M.A.M : Elle fait de son mieux. La question des enjeux climatiques est de plus en plus débattue à la télévision et dans les radios nigériennes. Dans de nombreux villages, on voit émerger des pièces de théâtre sur le thème du climat. Les artistes y jouent un vrai rôle de sensibilisation. Tous ceci illustre bien la prise de conscience des nigériens sur cette question. Il faut savoir que nous n’avons pas attendu la COP21 pour nous intéresser au climat. Depuis de nombreuses années déjà, les citoyens nigériens vivent au quotidien les conséquences du réchauffement climatique. Tout le monde voit bien que ce n’est plus comme avant. Les acteurs associatifs, comme notre ONG, se mobilisent beaucoup sur le terrain. On trouve des solutions avec les gens sur place, en transmettant par exemple des techniques pour rationaliser la gestion de l’eau dans un contexte de pénurie. Mais nous faisons face à un obstacle de taille : le manque cruel de soutien financier de la part de notre gouvernement et des décideurs internationaux. Il est urgent que cette situation change pour démultiplier notre action.

Vous venez de participer à des ateliers pédagogiques autour du changement climatique et ses conséquences avec des collégiens français.
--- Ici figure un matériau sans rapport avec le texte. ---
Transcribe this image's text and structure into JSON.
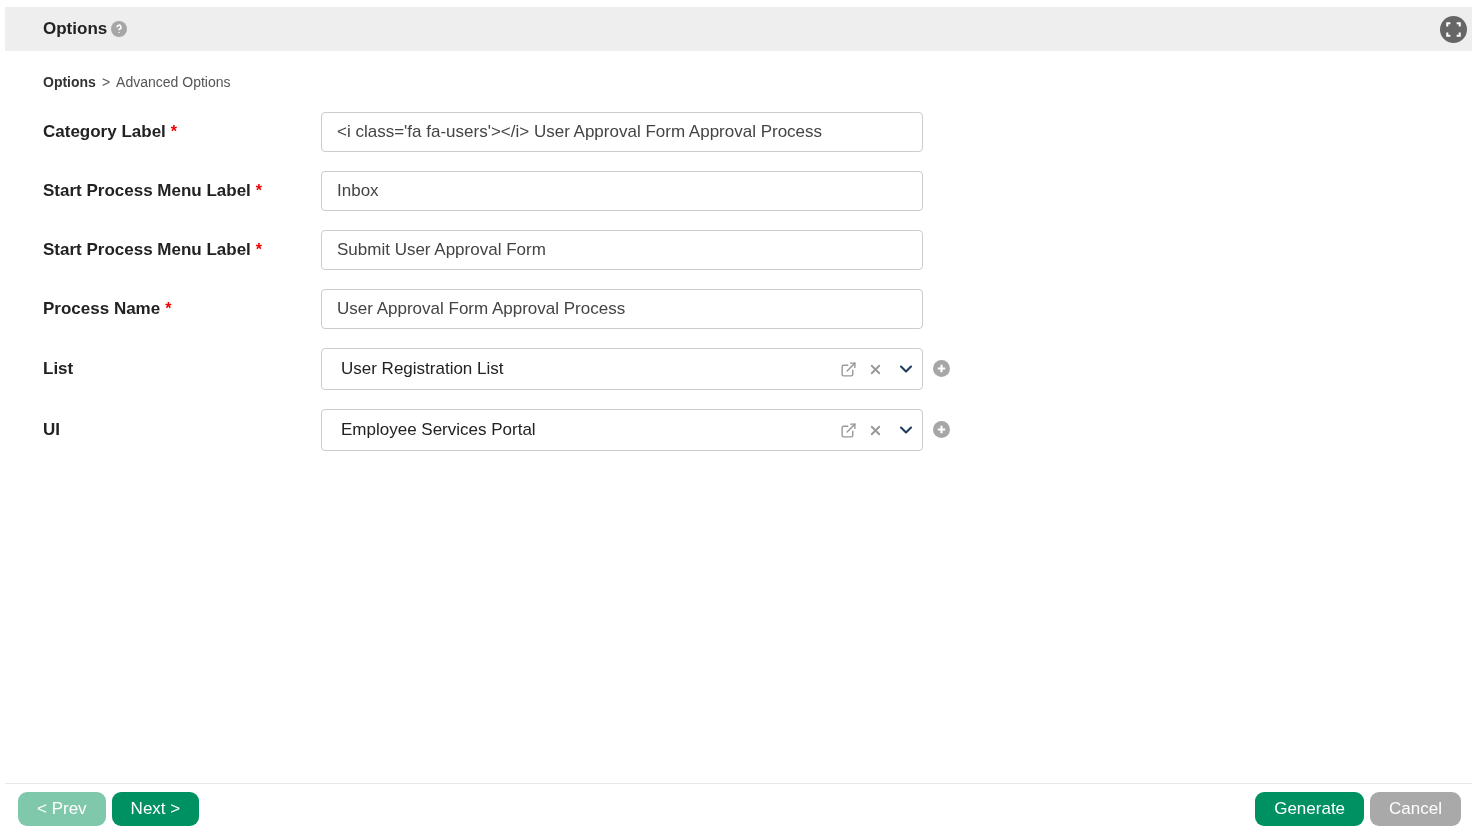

Qu’avez-vous pensé de leur réaction ? Est-elle la même chez les jeunes nigériens ? Quelles actions votre ONG met-t-elle en place pour les sensibiliser ?

M.A.M : J’ai été sincèrement touché par leur intérêt sur les enjeux climatiques. Mais j’ai remarqué qu’ils en ignoraient beaucoup d’aspects. Notamment, lorsque ceux-ci concernaient les pays en voie de développement. Pour vous donner un exemple, lorsque je leur ai montré une photo d’un enfant nigérien sur un âne transportant de l’eau, ils ont plus été captivés par l’âne, un animal peu courant dans les villes françaises, que l’enfant. Ici, il n’y a pas ce qu’on appelle au Niger “la corvée de l’eau”. On a juste à ouvrir le robinet, ou acheter de l’eau minérale, voilà tout. Je leur ai donc expliqué qu’au Niger, les enfants doivent bien souvent aller chercher de l’eau à des dizaines de kilomètres de chez eux, ce qui entrave lourdement leur cursus éducatif. Cette remarque a suscité beaucoup de questions sur le sujet, et j’en étais ravi.
Au Niger, c’est un peu le contraire. Les enfants font face aux conséquences du réchauffement climatique au quotidien. Ils le vivent dans le présent. Mais ils n’ont peu ou pas accès à ces outils pédagogiques fabuleux expliquant globalement la problématique du climat. Avec Demie-E, nous envisageons de développer des programmes en ce sens. À l’heure actuelle, nous nous concentrons beaucoup sur la formation des agents municipaux et des enseignants aux techniques d’assainissement et de gestion durable de l’eau. Mais c’est un début. Il faut encore développer ce programme. C’est la raison pour laquelle la question du soutien financier est essentielle.